# Jupyter Environment

`jupyter_env` exposes a stateful Jupyter-style Python notebook through MCP
tools. Each episode creates a fresh E2B Code Interpreter sandbox, so Python
variables, imports, files, and generated plots persist across tool calls until
the next reset.

Reset can also receive setup and verify scripts. Setup commands run immediately
after the sandbox is created. Verify commands are stored for the episode and run
when the agent calls `final_answer`.

## Tools

- `add_and_execute_code_cell(code)`: execute a new Python cell.
- `edit_and_execute_current_cell(code)`: replace and re-run the latest code cell.
- `execute_shell_command(command)`: run shell commands inside the sandbox.
- `get_notebook_state(include_images=False)`: summarize recent notebook cells.
- `final_answer(answer)`: record a final answer and run any configured verify
  commands.

## Quick Start

```python
from jupyter_env import JupyterEnv

with JupyterEnv(base_url="http://localhost:8000").sync() as env:
    env.reset(
        setup=["pip install -q pandas"],
        verify=[
            "python - <<'PY'\nfrom pathlib import Path\nassert Path('/home/user/work/answer.txt').exists()\nPY"
        ],
    )
    print(env.call_tool("add_and_execute_code_cell", code="x = 21 * 2\nx"))
    print(env.call_tool("final_answer", answer="done"))
```

## Local Server

```bash
cd envs/jupyter_env
E2B_API_KEY=e2b_... uv run --project . server
```

The API and custom web UI are served on port 8000. The notebook UI is mounted
at `/web`.

## Docker

```bash
cd envs/jupyter_env
openenv build -t jupyter-env
docker run -p 8000:8000 -e E2B_API_KEY=e2b_... jupyter-env
```

## Configuration

- `E2B_API_KEY`: required when resetting an episode.
- `MAX_CONCURRENT_ENVS`: maximum concurrent WebSocket sessions. Defaults to `4`.
- `KAGGLE_DATA_DIR`: optional root directory for reset-time Kaggle file staging.

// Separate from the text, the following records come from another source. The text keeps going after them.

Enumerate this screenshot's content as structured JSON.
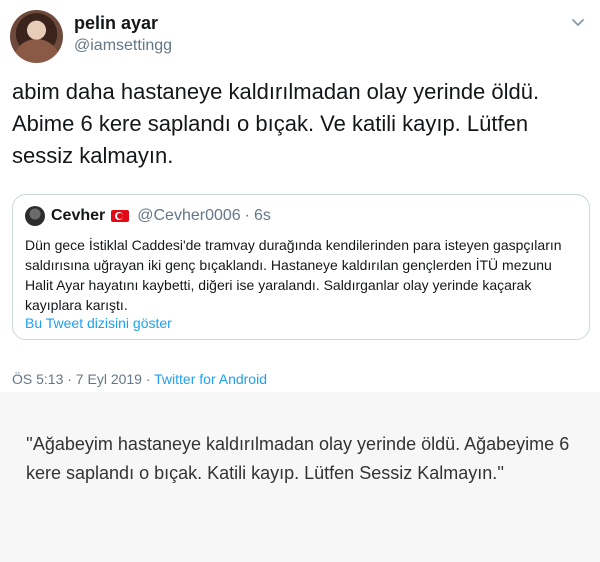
{
  "tweet": {
    "display_name": "pelin ayar",
    "handle": "@iamsettingg",
    "text": "abim daha hastaneye kaldırılmadan olay yerinde öldü. Abime 6 kere saplandı o bıçak. Ve katili kayıp. Lütfen sessiz kalmayın.",
    "timestamp": "ÖS 5:13 · 7 Eyl 2019 · ",
    "source": "Twitter for Android",
    "menu_icon": "chevron-down-icon"
  },
  "quoted_tweet": {
    "display_name": "Cevher",
    "flag_icon": "turkish-flag-icon",
    "handle": "@Cevher0006",
    "separator": "·",
    "time": "6s",
    "text": "Dün gece İstiklal Caddesi'de tramvay durağında kendilerinden para isteyen gaspçıların saldırısına uğrayan iki genç bıçaklandı. Hastaneye kaldırılan gençlerden İTÜ mezunu Halit Ayar hayatını kaybetti, diğeri ise yaralandı. Saldırganlar olay yerinde kaçarak kayıplara karıştı.",
    "thread_link": "Bu Tweet dizisini göster"
  },
  "translation": {
    "text": "''Ağabeyim hastaneye kaldırılmadan olay yerinde öldü. Ağabeyime 6 kere saplandı o bıçak. Katili kayıp. Lütfen Sessiz Kalmayın.''"
  },
  "colors": {
    "link": "#1da1f2",
    "muted": "#657786",
    "border": "#ccd6dd",
    "translation_bg": "#f7f7f7"
  }
}
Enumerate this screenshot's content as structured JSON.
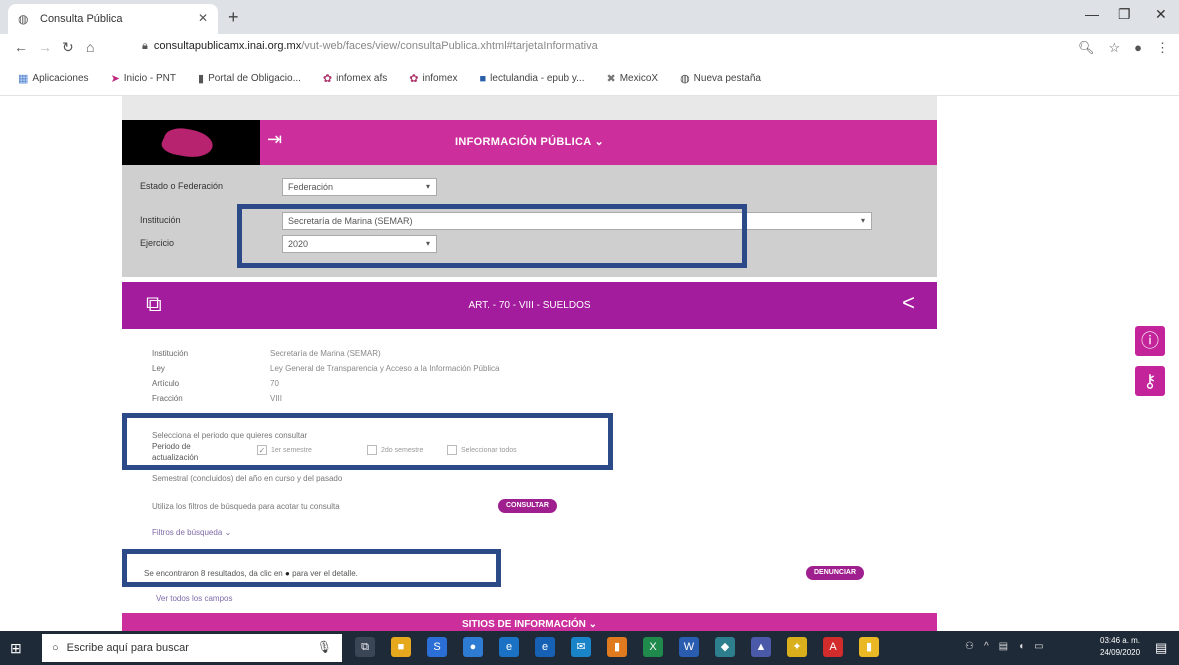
{
  "browser": {
    "tab_title": "Consulta Pública",
    "url_host": "consultapublicamx.inai.org.mx",
    "url_rest": "/vut-web/faces/view/consultaPublica.xhtml#tarjetaInformativa",
    "bookmarks": [
      {
        "icon": "apps-grid-icon",
        "label": "Aplicaciones"
      },
      {
        "icon": "pnt-logo-icon",
        "label": "Inicio - PNT"
      },
      {
        "icon": "document-icon",
        "label": "Portal de Obligacio..."
      },
      {
        "icon": "infomex-icon",
        "label": "infomex afs"
      },
      {
        "icon": "infomex-icon",
        "label": "infomex"
      },
      {
        "icon": "book-icon",
        "label": "lectulandia - epub y..."
      },
      {
        "icon": "mexico-icon",
        "label": "MexicoX"
      },
      {
        "icon": "globe-icon",
        "label": "Nueva pestaña"
      }
    ]
  },
  "header": {
    "title": "INFORMACIÓN PÚBLICA ⌄"
  },
  "filters": {
    "estado_label": "Estado o Federación",
    "estado_value": "Federación",
    "institucion_label": "Institución",
    "institucion_value": "Secretaría de Marina (SEMAR)",
    "ejercicio_label": "Ejercicio",
    "ejercicio_value": "2020"
  },
  "article": {
    "title": "ART. - 70 - VIII - SUELDOS"
  },
  "info": {
    "rows": [
      {
        "label": "Institución",
        "value": "Secretaría de Marina (SEMAR)"
      },
      {
        "label": "Ley",
        "value": "Ley General de Transparencia y Acceso a la Información Pública"
      },
      {
        "label": "Artículo",
        "value": "70"
      },
      {
        "label": "Fracción",
        "value": "VIII"
      }
    ]
  },
  "periodo": {
    "prompt": "Selecciona el periodo que quieres consultar",
    "label_line1": "Periodo de",
    "label_line2": "actualización",
    "options": [
      {
        "label": "1er semestre",
        "checked": true
      },
      {
        "label": "2do semestre",
        "checked": false
      },
      {
        "label": "Seleccionar todos",
        "checked": false
      }
    ],
    "note": "Semestral (concluidos) del año en curso y del pasado"
  },
  "search": {
    "hint": "Utiliza los filtros de búsqueda para acotar tu consulta",
    "consultar_label": "CONSULTAR",
    "filtros_label": "Filtros de búsqueda ⌄"
  },
  "results": {
    "text_before": "Se encontraron 8 resultados, da clic en",
    "text_after": "para ver el detalle.",
    "denunciar_label": "DENUNCIAR",
    "ver_todos": "Ver todos los campos"
  },
  "footer": {
    "title": "SITIOS DE INFORMACIÓN ⌄"
  },
  "taskbar": {
    "search_placeholder": "Escribe aquí para buscar",
    "time": "03:46 a. m.",
    "date": "24/09/2020"
  },
  "colors": {
    "magenta": "#cc2e9c",
    "purple": "#a41c9e",
    "highlight_border": "#2c4a87"
  }
}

## Setup and Verify Commands

`reset()` accepts either `setup` / `verify` or `setup_scripts` /
`verify_scripts`.

```python
env.reset(
    setup=[
        "mkdir -p /home/user/work",
        "printf 'seed data' > /home/user/work/input.txt",
    ],
    verify=[
        "test -f /home/user/work/answer.txt",
        "python -m pytest /home/user/work/tests",
    ],
)
```

Setup failure ends the reset response with `done=True` and returns the captured
setup results. Verify commands run when `final_answer(answer)` is called. Reward
defaults to `passed_verify_commands / total_verify_commands`. A verify command
can override this by writing a float to:

```text
/home/user/logs/verifier/reward.txt
```

## Notes

This first version intentionally keeps sandbox provider selection local to the
environment and uses E2B as the concrete backend. A shared OpenEnv sandbox API
can be introduced later once the provider contract is RFC-backed.